5. Volgens eiser heeft de ABRvS vooral willen benadrukken dat de beroepszaken, in het licht van een effectieve rechtsbescherming, op elkaar moeten worden afgestemd. De interpretatie van het begrip “(nagenoeg) gelijktijdig” is daarbij geen hard gegeven. De rechtbank volgt eiser hierin niet. Zij wijst hiervoor naar het samenstel van hetgeen de ABRvS in genoemde uitspraak heeft overwogen onder 17.6, 17.7 en 19. Hieruit blijkt dat er voor de waarborging van het recht van de vreemdeling op een doeltreffende voorziening ook een verantwoordelijkheid op die vreemdeling zélf rust.
6. Uit wat hiervoor is overwogen volgt dat de rechtbank geen aanleiding ziet om in het geval van eiser de asielprocedure en de bewaringsprocedure op elkaar af te stemmen.

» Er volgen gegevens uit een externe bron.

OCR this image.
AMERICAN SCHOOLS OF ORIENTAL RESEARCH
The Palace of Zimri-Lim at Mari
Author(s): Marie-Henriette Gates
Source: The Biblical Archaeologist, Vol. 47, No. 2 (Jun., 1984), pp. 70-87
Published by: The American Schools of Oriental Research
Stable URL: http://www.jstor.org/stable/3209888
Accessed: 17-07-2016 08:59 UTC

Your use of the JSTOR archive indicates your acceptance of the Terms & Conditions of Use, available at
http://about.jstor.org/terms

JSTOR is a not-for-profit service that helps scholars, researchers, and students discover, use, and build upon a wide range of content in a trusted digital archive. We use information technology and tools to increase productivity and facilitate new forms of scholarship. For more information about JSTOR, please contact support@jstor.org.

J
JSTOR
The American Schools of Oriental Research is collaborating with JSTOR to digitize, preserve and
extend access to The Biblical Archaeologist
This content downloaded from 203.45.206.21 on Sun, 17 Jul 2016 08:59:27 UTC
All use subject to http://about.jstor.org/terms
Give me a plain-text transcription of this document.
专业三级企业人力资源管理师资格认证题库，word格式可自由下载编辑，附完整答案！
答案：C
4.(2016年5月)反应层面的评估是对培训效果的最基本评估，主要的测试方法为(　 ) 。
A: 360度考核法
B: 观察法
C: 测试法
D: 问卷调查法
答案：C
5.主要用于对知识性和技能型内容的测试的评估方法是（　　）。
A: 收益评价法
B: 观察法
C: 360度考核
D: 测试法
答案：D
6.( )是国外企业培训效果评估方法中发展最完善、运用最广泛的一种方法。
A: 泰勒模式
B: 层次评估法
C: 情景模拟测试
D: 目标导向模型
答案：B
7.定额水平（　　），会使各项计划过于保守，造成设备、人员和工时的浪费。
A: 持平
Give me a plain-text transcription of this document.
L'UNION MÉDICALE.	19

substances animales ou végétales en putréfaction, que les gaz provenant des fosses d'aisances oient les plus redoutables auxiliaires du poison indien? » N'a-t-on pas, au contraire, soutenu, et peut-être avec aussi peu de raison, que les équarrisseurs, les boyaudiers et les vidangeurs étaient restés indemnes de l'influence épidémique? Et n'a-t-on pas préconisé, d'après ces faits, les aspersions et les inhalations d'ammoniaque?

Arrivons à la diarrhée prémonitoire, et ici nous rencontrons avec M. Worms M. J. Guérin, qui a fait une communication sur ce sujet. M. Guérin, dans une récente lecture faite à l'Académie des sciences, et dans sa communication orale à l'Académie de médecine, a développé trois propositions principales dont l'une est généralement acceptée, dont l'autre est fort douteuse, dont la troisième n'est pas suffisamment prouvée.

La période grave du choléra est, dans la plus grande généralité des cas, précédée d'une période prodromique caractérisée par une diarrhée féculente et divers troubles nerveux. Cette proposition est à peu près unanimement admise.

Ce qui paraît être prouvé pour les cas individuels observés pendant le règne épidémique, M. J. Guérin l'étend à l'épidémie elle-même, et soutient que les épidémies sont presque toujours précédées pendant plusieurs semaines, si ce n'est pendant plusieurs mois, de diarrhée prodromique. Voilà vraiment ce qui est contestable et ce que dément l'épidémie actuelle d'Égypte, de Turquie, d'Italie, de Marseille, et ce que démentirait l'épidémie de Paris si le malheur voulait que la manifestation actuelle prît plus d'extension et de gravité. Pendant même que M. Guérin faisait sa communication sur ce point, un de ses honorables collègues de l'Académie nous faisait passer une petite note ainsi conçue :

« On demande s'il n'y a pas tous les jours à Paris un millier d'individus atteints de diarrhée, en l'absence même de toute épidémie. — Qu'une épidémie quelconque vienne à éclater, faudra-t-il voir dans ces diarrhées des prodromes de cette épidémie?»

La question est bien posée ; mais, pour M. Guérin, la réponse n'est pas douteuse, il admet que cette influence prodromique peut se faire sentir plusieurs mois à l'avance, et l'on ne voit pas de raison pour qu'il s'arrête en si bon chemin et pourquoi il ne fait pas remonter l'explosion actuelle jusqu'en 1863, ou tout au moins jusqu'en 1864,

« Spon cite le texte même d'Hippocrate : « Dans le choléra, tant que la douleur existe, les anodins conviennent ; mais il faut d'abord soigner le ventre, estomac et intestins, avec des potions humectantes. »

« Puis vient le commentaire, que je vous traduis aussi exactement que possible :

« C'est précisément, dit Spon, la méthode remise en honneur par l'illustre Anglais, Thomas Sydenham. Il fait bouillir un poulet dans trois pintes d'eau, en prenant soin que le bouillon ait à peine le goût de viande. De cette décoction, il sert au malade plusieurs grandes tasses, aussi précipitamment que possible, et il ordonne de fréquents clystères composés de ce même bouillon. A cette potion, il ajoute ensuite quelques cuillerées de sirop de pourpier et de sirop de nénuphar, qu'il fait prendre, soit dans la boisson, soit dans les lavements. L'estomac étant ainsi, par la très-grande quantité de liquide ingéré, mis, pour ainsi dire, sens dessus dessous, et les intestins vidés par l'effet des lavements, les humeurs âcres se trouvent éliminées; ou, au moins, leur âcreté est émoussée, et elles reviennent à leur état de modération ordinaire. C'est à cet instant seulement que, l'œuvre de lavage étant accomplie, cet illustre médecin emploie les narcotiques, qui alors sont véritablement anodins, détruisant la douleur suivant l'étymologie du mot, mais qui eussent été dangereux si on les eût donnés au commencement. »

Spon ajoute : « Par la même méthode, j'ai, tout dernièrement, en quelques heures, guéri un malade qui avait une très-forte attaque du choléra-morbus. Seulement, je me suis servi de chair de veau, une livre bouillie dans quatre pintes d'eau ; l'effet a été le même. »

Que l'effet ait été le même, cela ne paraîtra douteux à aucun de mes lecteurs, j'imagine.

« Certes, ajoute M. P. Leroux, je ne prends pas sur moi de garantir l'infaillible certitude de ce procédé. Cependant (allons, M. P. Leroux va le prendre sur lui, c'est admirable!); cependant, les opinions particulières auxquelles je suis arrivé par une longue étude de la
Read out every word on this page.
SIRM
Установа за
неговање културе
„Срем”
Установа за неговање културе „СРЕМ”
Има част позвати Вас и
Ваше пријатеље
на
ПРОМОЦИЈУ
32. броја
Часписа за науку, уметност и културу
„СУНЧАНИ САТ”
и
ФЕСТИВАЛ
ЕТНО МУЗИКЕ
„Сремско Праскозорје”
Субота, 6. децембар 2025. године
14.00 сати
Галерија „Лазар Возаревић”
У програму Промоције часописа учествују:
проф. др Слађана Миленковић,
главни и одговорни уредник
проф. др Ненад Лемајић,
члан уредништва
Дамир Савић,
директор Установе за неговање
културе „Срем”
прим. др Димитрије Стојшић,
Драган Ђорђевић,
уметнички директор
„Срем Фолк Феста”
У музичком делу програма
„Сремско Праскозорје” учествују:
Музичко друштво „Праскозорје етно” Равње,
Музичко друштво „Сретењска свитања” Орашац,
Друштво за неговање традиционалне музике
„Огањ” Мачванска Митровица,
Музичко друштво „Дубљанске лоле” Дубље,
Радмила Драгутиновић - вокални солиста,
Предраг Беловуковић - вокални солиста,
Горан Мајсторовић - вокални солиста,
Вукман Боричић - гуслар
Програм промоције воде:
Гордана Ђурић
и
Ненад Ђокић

De zittingsplaats Utrecht zal de behandeling van het beroep tegen de maatregel van bewaring dus niet verwijzen naar de zittingsplaats Haarlem.
7. Eiser heeft overigens geen beroepsgronden aangevoerd tegen het besluit van
29 januari 2020. De rechtbank ziet ambtshalve geen aanleiding om tot de onrechtmatigheid van dit besluit te concluderen. Dat betekent dat het beroep ongegrond is. Het verzoek om schadevergoeding wordt afgewezen. Voor een proceskostenveroordeling bestaat geen aanleiding.

Beslissing

De rechtbank:
  • verklaart het beroep ongegrond;
  • wijst het verzoek om schadevergoeding af.
Deze uitspraak is gedaan door mr. R.J.A. Schaaf, rechter, in aanwezigheid van mr. A. Vranken, griffier.
Deze uitspraak is in het openbaar gedaan en bekendgemaakt op:
12 februari 2020

Documentcode: [documentcode]

Rechtsmiddel

Tegen deze uitspraak kan hoger beroep worden ingesteld bij de Afdeling bestuursrechtspraak van de Raad van State binnen één week na de dag van bekendmaking
.1. artikel 83b, derde lid, van de Vw.